Caan’s ability to convey delicacies of feeling was no singular gift, but, in his finest roles, it worked in counterpoint to his swaggering physique and the implied roughness telegraphed by his cultivated Bronx and Queens accent. He looked tough, delinquent, villainous, potentially dangerous, even if his best characters were sometimes more complicated. As Caan’s reputation grew (he was a longtime favorite of this newspaper’s film critics) and a range of roles opened up to him, he played against and against type and expectations, becoming one of the defining faces of New Hollywood.
It may surprise you how big Caan was in the 1970s, especially if you really only know “The Godfather.” Two years after the explosion of Coppola’s film, in a test on “The Last Detail” which cemented Jack Nicholson as a major star, Vincent Canby of The Times also named Caan as one of the other notable youngsters of the era alongside Al Pacino, Dustin Hoffman and co-star frequent Caan, Robert Duvall. There are various reasons why Caan’s reputation faded over the following decades; on the one hand, while Nicholson cemented his fame as a sailor in “The Last Detail”, Caan returned to the navy in “Cinderella Liberty” (1973).
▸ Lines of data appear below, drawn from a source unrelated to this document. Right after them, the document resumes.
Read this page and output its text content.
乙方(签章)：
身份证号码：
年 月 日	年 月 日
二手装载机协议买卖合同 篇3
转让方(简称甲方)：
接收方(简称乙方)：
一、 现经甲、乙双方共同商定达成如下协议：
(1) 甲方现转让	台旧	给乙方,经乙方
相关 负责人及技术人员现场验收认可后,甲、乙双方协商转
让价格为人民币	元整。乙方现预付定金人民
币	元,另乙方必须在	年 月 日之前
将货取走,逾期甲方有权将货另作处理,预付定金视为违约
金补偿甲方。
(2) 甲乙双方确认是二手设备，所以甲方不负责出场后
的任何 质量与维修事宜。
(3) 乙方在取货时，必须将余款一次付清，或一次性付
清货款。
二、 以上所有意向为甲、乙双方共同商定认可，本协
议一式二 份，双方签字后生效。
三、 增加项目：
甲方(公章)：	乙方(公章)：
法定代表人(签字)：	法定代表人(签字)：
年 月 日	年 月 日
I like “Cinderella Freedom” but it was not canonized as “The Last Detail”, written by Robert Towne and directed by Hal Ashby. But “Cinderella” deserves the love, in part because Caan is terrific in it as a sailor who, on an unscheduled leave, suddenly gets involved with a slew of good times (a glorious Marsha Mason). They’re loose, funny, and sexy, and create a raw, unpredictable, and memorable romance together. Given how male-dominated so many 1970s classics were, it’s worth remembering that Caan was good with women in a lot more ways than “The Godfather” implied.